Cansas and I had just hauled enough firewood to my loft to keep the fire burning through several days of deep winter freeze. I thought of the pot of spicy black bean soup I had simmering over the fire and offered her some. She laughed and said she had a pot of black bean soup on her stove, too…and so did all of her friends who’d called.
Keeping a soup pot in the winter is “standard issue”, what intrigued me is our choice of black beans over all the other possibilities. What was it about black bean soup that had turned us intuitively toward it? Or what was it about US?
The Chinese art of medicinal cooking, yao shan, may offer clues to our instinct for selecting black beans? During the winter, traditional Chinese cooks emphasize pu foods, the nutritives. Pu is also for those with poor circulation. Winter was seen as the time of year to rest and restore oneself from the effects of overwork during the other seasons. Not only did one need to stay warm, but to rejuvenate in order to prepare the body for spring. Traditional Chinese yao tun medicinal soups and stews “to chase away the cold”, contain meat and a wide selection of herbs like ginger, ginseng, Chinese Wolfberry, and basil.
Then there are the tang kuei soups for creating new blood and increasing circulation. This kind of soup may contain chicken,sesame oil, aged ginger and rice wine. So how would black bean soup fit into a pu medicinal soup framework?
The black bean’s fiber prevents a rapid rise in blood sugar after a meal, so there’s a steady energy level while balancing the blood sugar levels. Other dry beans do the same thing. Unique to the black bean is its level of molybdenum. A lot of the foods we tend to eat in excess contain sulfite preservatives which can result in headaches, rapid heartbeat, disorientation…and molybdenum happens to detoxify those sulfites. Wine drinkers take note.
The protein in the bean is comparable to meat. In terms of rejuvenation, black beans are one of the few rich sources for the antioxidant anthocyanins…also found in grapes, cranberries, and oranges. If you can’t obtain those fruits, reach for the black beans. They also contain enough folate and magnesium to support heart health. They help regulate our cholesterol level through another type of antioxidant action in the blood stream via its polyphenols.

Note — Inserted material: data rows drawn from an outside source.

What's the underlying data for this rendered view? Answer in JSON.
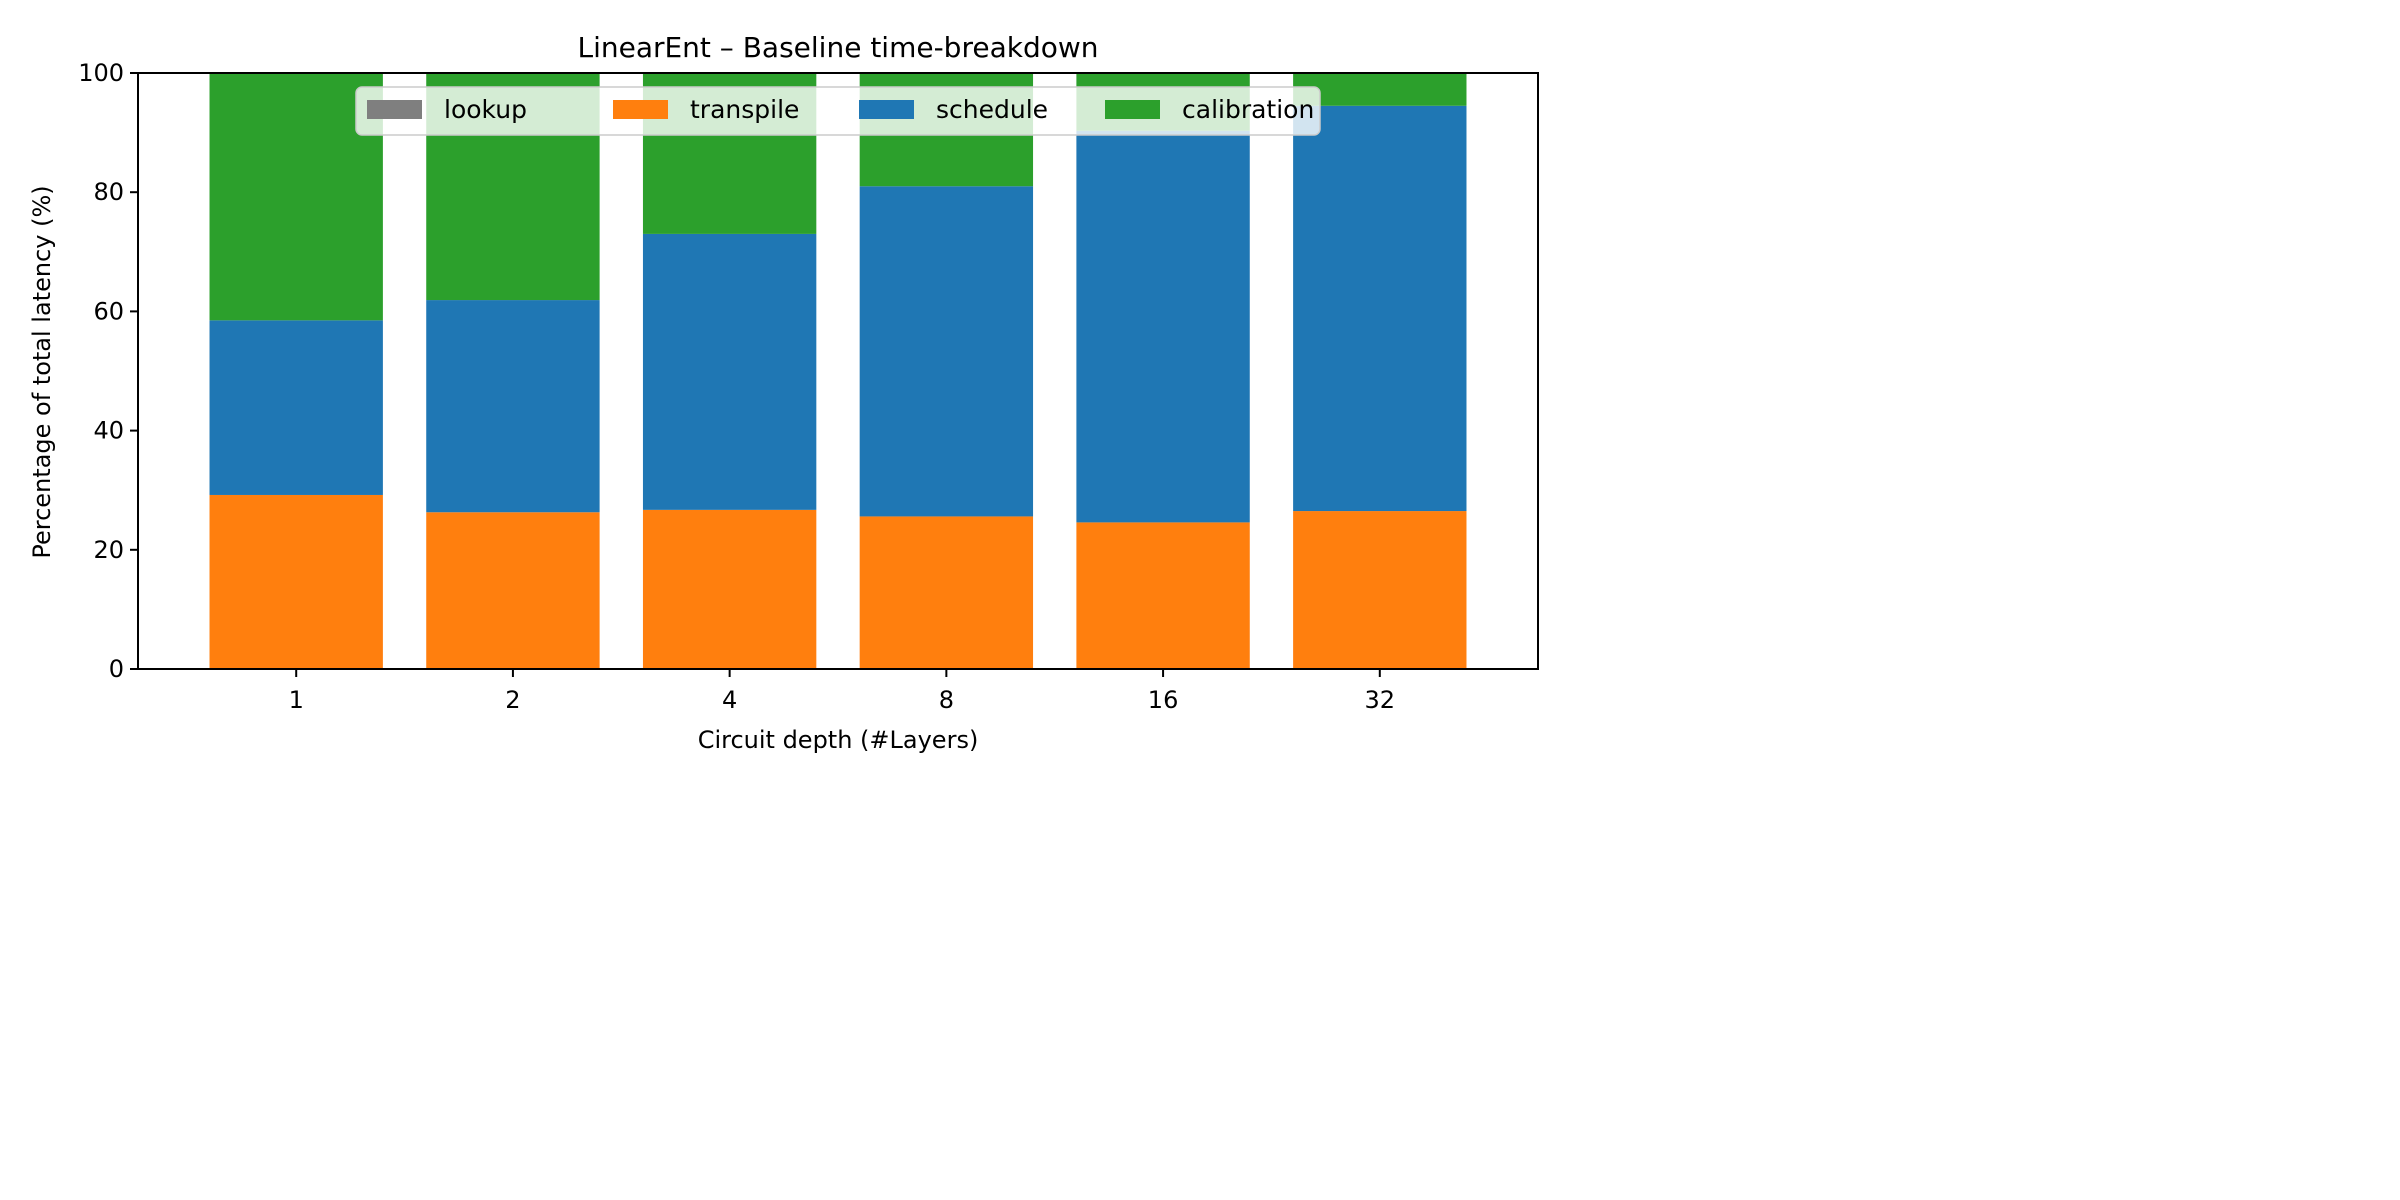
{
  "chart_data": {
    "type": "bar",
    "stacked": true,
    "title": "LinearEnt – Baseline time-breakdown",
    "xlabel": "Circuit depth (#Layers)",
    "ylabel": "Percentage of total latency (%)",
    "ylim": [
      0,
      100
    ],
    "yticks": [
      0,
      20,
      40,
      60,
      80,
      100
    ],
    "categories": [
      "1",
      "2",
      "4",
      "8",
      "16",
      "32"
    ],
    "series": [
      {
        "name": "lookup",
        "color": "#7f7f7f",
        "values": [
          0,
          0,
          0,
          0,
          0,
          0
        ]
      },
      {
        "name": "transpile",
        "color": "#ff7f0e",
        "values": [
          29.2,
          26.3,
          26.7,
          25.6,
          24.6,
          26.5
        ]
      },
      {
        "name": "schedule",
        "color": "#1f77b4",
        "values": [
          29.3,
          35.6,
          46.3,
          55.4,
          65.7,
          68.0
        ]
      },
      {
        "name": "calibration",
        "color": "#2ca02c",
        "values": [
          41.5,
          38.1,
          27.0,
          19.0,
          9.7,
          5.5
        ]
      }
    ],
    "legend": {
      "position": "top-center",
      "columns": 4
    },
    "grid": false
  }
}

We get iron needed to help build blood. So maybe this is a tang kuei soup? For building blood and increasing circulation (& warmth)?
We’ve intuited a perfect foundation for our Ozarkian yao shan winter soup. Like any good pu, we add chilies, perhaps some ginger, garlic, onion. In fact,by adding any of the following regularly to our winter diets, our circulation will improve and warmth follows: : Cayenne Pepper; Cinnamon bark; Coriander seeds and leaves; Cumin seeds and leaves; Dandelion leaves; Garlic bulbs; Ginger root; Horseradish root; Mustard seeds; Pepper berries (peppercorns). Any of these could be added to a pot of winter black bean soup.